Stafford's answer is, because there is truth. This is where he begins: If you want to be an activist, make sure you are on the side of truth. Remember that truth often. His next chapter is on resistance: what to do when no one gives a shit about truth (he doesn't put it that way). Expect this, he says.
From there he moves to pressure tactics, which involve the ethical, responsible use of power. The term "institutional sin," he says, is confusing: "People, not institutions or systems, are sinners." And yet, there is "web that binds people to injustice. It is not enough to simply present the truth and change people's hearts, one by one. Activists must change laws, institutions, habits and customs, for these bind people's dark hearts together into a formidable fortress. Activists must shake the system." In the U. S. abolitionist movement, he goes on to argue, it was finally "only the carnage of the Civil War" that accomplished change. Triumphalism is entirely absent from this book, as is a sense of activists as Knights in Shining Armor battling the forces of darkness. Instead there is a longsuffering familiarity with sorrow and with failure, with good coming about through devastating violence.

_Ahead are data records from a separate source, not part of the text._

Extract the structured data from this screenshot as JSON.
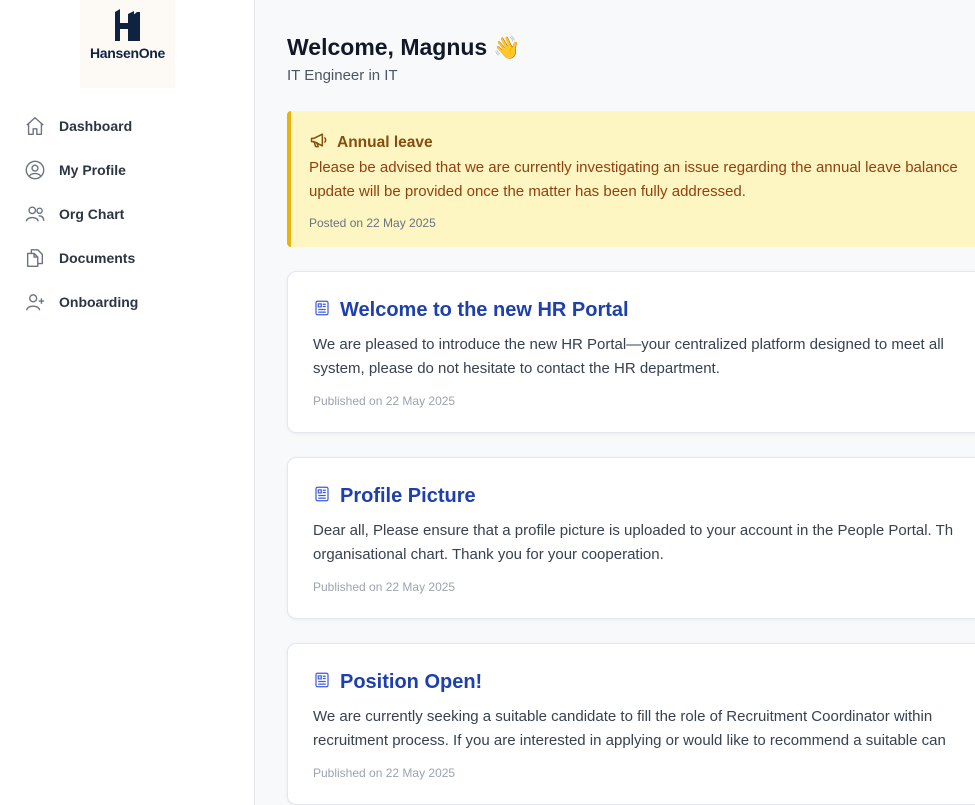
{
  "brand": {
    "logo_text": "HansenOne"
  },
  "sidebar": {
    "items": [
      {
        "label": "Dashboard",
        "icon": "home-icon"
      },
      {
        "label": "My Profile",
        "icon": "user-circle-icon"
      },
      {
        "label": "Org Chart",
        "icon": "users-icon"
      },
      {
        "label": "Documents",
        "icon": "documents-icon"
      },
      {
        "label": "Onboarding",
        "icon": "user-plus-icon"
      }
    ]
  },
  "header": {
    "welcome": "Welcome, Magnus",
    "wave_emoji": "👋",
    "subtitle": "IT Engineer in IT"
  },
  "alert": {
    "icon": "megaphone-icon",
    "title": "Annual leave",
    "body_line1": "Please be advised that we are currently investigating an issue regarding the annual leave balance",
    "body_line2": "update will be provided once the matter has been fully addressed.",
    "date": "Posted on 22 May 2025",
    "colors": {
      "background": "#fdf6c3",
      "border": "#eab308",
      "text": "#854d0e"
    }
  },
  "posts": [
    {
      "icon": "newspaper-icon",
      "title": "Welcome to the new HR Portal",
      "body_line1": "We are pleased to introduce the new HR Portal—your centralized platform designed to meet all",
      "body_line2": "system, please do not hesitate to contact the HR department.",
      "date": "Published on 22 May 2025"
    },
    {
      "icon": "newspaper-icon",
      "title": "Profile Picture",
      "body_line1": "Dear all, Please ensure that a profile picture is uploaded to your account in the People Portal. Th",
      "body_line2": "organisational chart. Thank you for your cooperation.",
      "date": "Published on 22 May 2025"
    },
    {
      "icon": "newspaper-icon",
      "title": "Position Open!",
      "body_line1": "We are currently seeking a suitable candidate to fill the role of Recruitment Coordinator within",
      "body_line2": "recruitment process. If you are interested in applying or would like to recommend a suitable can",
      "date": "Published on 22 May 2025"
    }
  ],
  "colors": {
    "accent": "#1e40af",
    "sidebar_text": "#2b3544",
    "brand_navy": "#0f2340"
  }
}
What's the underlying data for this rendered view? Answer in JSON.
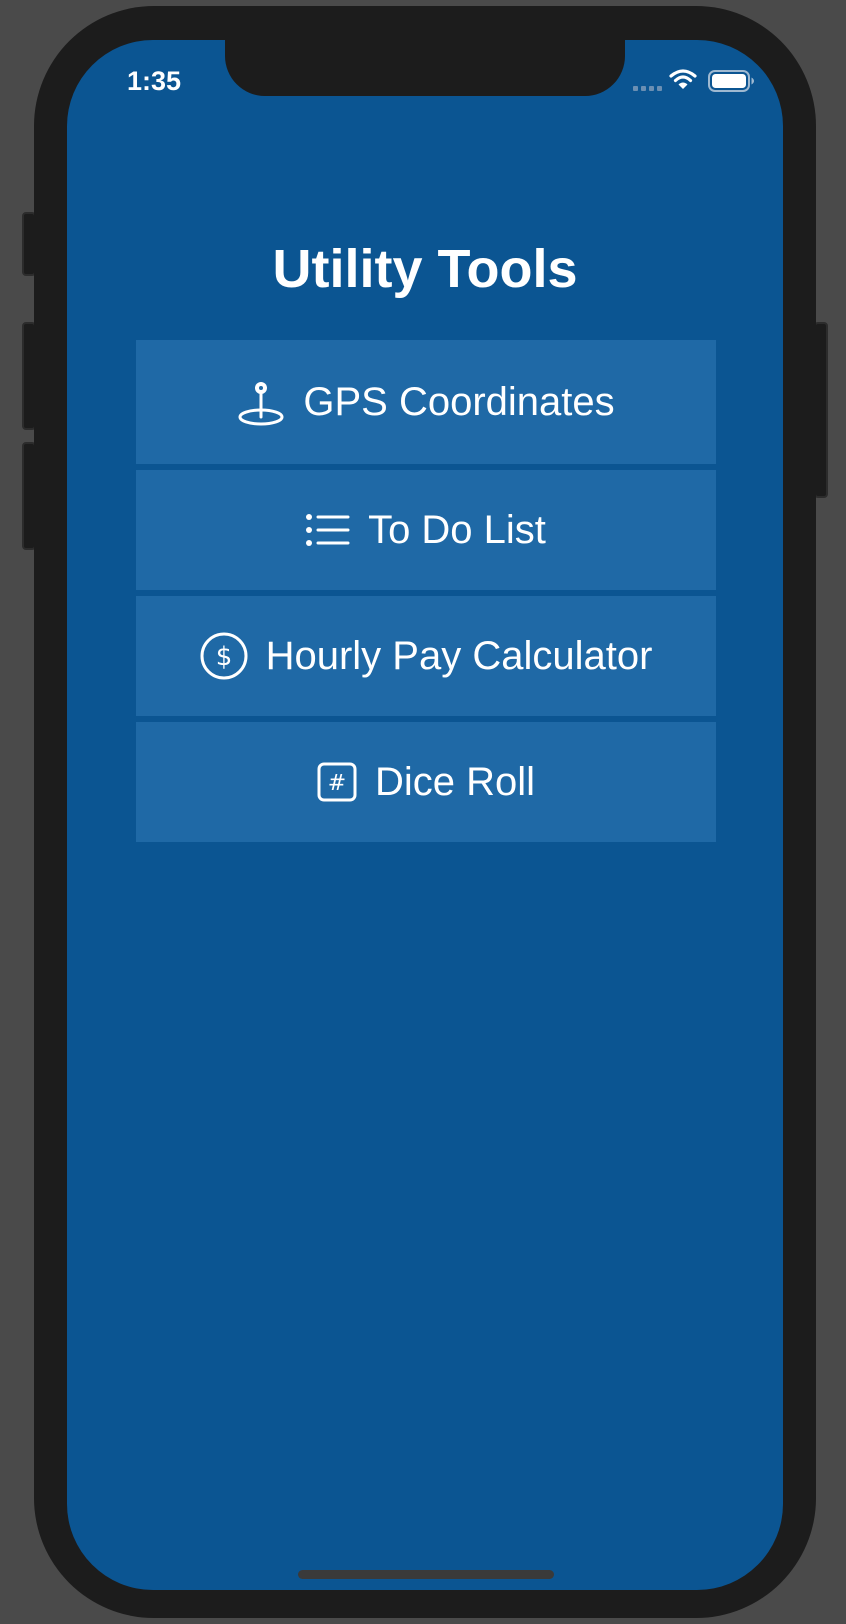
{
  "status_bar": {
    "time": "1:35",
    "icons": [
      "cellular-signal-icon",
      "wifi-icon",
      "battery-icon"
    ]
  },
  "header": {
    "title": "Utility Tools"
  },
  "menu": {
    "items": [
      {
        "label": "GPS Coordinates",
        "icon": "map-pin-icon"
      },
      {
        "label": "To Do List",
        "icon": "list-icon"
      },
      {
        "label": "Hourly Pay Calculator",
        "icon": "dollar-circle-icon"
      },
      {
        "label": "Dice Roll",
        "icon": "hash-square-icon"
      }
    ]
  },
  "colors": {
    "background": "#0b5592",
    "button": "#1f69a6",
    "text": "#ffffff",
    "device_frame": "#1c1c1c"
  }
}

There is also personal honesty; Stafford first won my trust when he listed his own roles as an activist, early in the book. The list includes spending four years in Africa with his wife, helping to start a magazine for young people; it also includes writing letters to Congress, and helping to preserve a green space near his home. Stafford is not Wilberforce, and this makes me trust him, because I am not Wilberforce either. But Stafford has avoided the trap into which I've often fallen, of refusing to take any action if I can't be Wilberforce. Stafford's book is Christian in arriving at truth by paradox. On one hand, he points out that activism is harder, slower, more daunting work than I'd been willing to admit; on the other, he points the way toward starting small, with the activist equivalent of loaves and fishes—of giving what I have.